I'm sure you've noticed this, but almost every piece of coverage you received last year around Angelic Hoodrat's release was like "Oh my god, he's a rapper from Atlanta... and he likes The Pixies and the Smashing Pumpkins?!" Why is it such a huge deal that this guy from Atlanta likes the Pixies? Why are The Pixies and Atlanta Rap so incompatible?
Yeah, I feel you. I could have the same reaction, but I understand why. Social shit, in rap music the rockstar aesthetic isn't a thing that a lot of artists use. There's only like a handful of artists that dive into the music - or maybe they do and they just don't vocalize it - but I really just like those bands. People always ask me for my top five rappers but they never ask for my top five bands, and that's just as important. If I had a top ten list of artists I liked, Jay Z would be right next to Nirvana.
Do you feel like this puts any pressure on you to conform to the Atlanta rapper archetype? Or does it push you to be even more of yourself?
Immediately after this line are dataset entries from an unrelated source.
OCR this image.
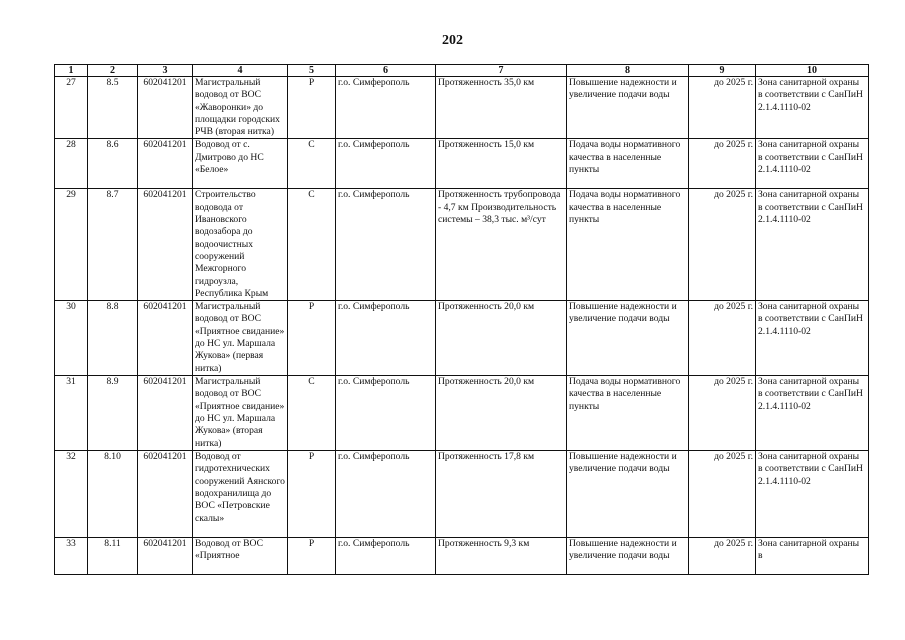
202
1	2	3	4	5	6	7	8	9	10
27	8.5	602041201	Магистральный водовод от ВОС «Жаворонки» до площадки городских РЧВ (вторая нитка)	Р	г.о. Симферополь	Протяженность 35,0 км	Повышение надежности и увеличение подачи воды	до 2025 г.	Зона санитарной охраны в соответствии с СанПиН 2.1.4.1110-02
28	8.6	602041201	Водовод от с. Дмитрово до НС «Белое»	С	г.о. Симферополь	Протяженность 15,0 км	Подача воды нормативного качества в населенные пункты	до 2025 г.	Зона санитарной охраны в соответствии с СанПиН 2.1.4.1110-02
29	8.7	602041201	Строительство водовода от Ивановского водозабора до водоочистных сооружений Межгорного гидроузла, Республика Крым	С	г.о. Симферополь	Протяженность трубопровода - 4,7 км Производительность системы – 38,3 тыс. м³/сут	Подача воды нормативного качества в населенные пункты	до 2025 г.	Зона санитарной охраны в соответствии с СанПиН 2.1.4.1110-02
30	8.8	602041201	Магистральный водовод от ВОС «Приятное свидание» до НС ул. Маршала Жукова» (первая нитка)	Р	г.о. Симферополь	Протяженность 20,0 км	Повышение надежности и увеличение подачи воды	до 2025 г.	Зона санитарной охраны в соответствии с СанПиН 2.1.4.1110-02
31	8.9	602041201	Магистральный водовод от ВОС «Приятное свидание» до НС ул. Маршала Жукова» (вторая нитка)	С	г.о. Симферополь	Протяженность 20,0 км	Подача воды нормативного качества в населенные пункты	до 2025 г.	Зона санитарной охраны в соответствии с СанПиН 2.1.4.1110-02
32	8.10	602041201	Водовод от гидротехнических сооружений Аянского водохранилища до ВОС «Петровские скалы»	Р	г.о. Симферополь	Протяженность 17,8 км	Повышение надежности и увеличение подачи воды	до 2025 г.	Зона санитарной охраны в соответствии с СанПиН 2.1.4.1110-02
33	8.11	602041201	Водовод от ВОС «Приятное	Р	г.о. Симферополь	Протяженность 9,3 км	Повышение надежности и увеличение подачи воды	до 2025 г.	Зона санитарной охраны в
I don't really feel any pressure from either end. I'm going to be me and like what I like regardless of who is and isn't surprised, it's not going to change my life. In turn, it's not going to change what I make. It's good, people being surprised, it's a little culture shock. That's more of what the world needs anyways, culture shocks and breaking down toxic norms. Also plenty of people my age like all types of shit.
You were pretty big a year ago, but I'd say that you're on a whole new level now. What is a piece of advice you'd give to yourself a year ago based off of what you've learned since?
I would say "go vegan sooner", and just "make more music." I made a lot of music but I could always make more. I can always go harder. I was real blessed during the pandemic, and was able to make music and form new relationships from home. I probably would have done more had there not been a pandemic at the same time, but I still connected with a lot of people. I'm still real grateful for that. I still have a lot to do.
You've accumulated a ton of really sick accolades and accomplishments since you started rapping. You collaborated with IDK and JID on a song last summer, you've had a viral TikTok hit, and you've gotten press from some of the biggest music outlets on the planet. What do you have your eyes set on next?
Shows, looking people in the eye, and singing songs with them. I don't care about awards or billboards, that stuff is more or less not in my control, so I'm not really fixated. I want to have huge shows, do really great live shit, and make music that goes hand-in-hand to complement that. Even if it is virtual, I would treat it just the same. Really connecting with people - that's a priority. I can't say for sure what that looks like, but my connection with people is the most important. All that other stuff will be a result of how strong that connection is.
Talking about shows just makes me realize how much I want to go back to that world.
It's going to be like getting the love of your life back.
Who are your Ones To Watch?
Ah damn... Skufl, Jelani Imani, and Muddy Mya. I was listening to one of her songs last night. It's hard to choose.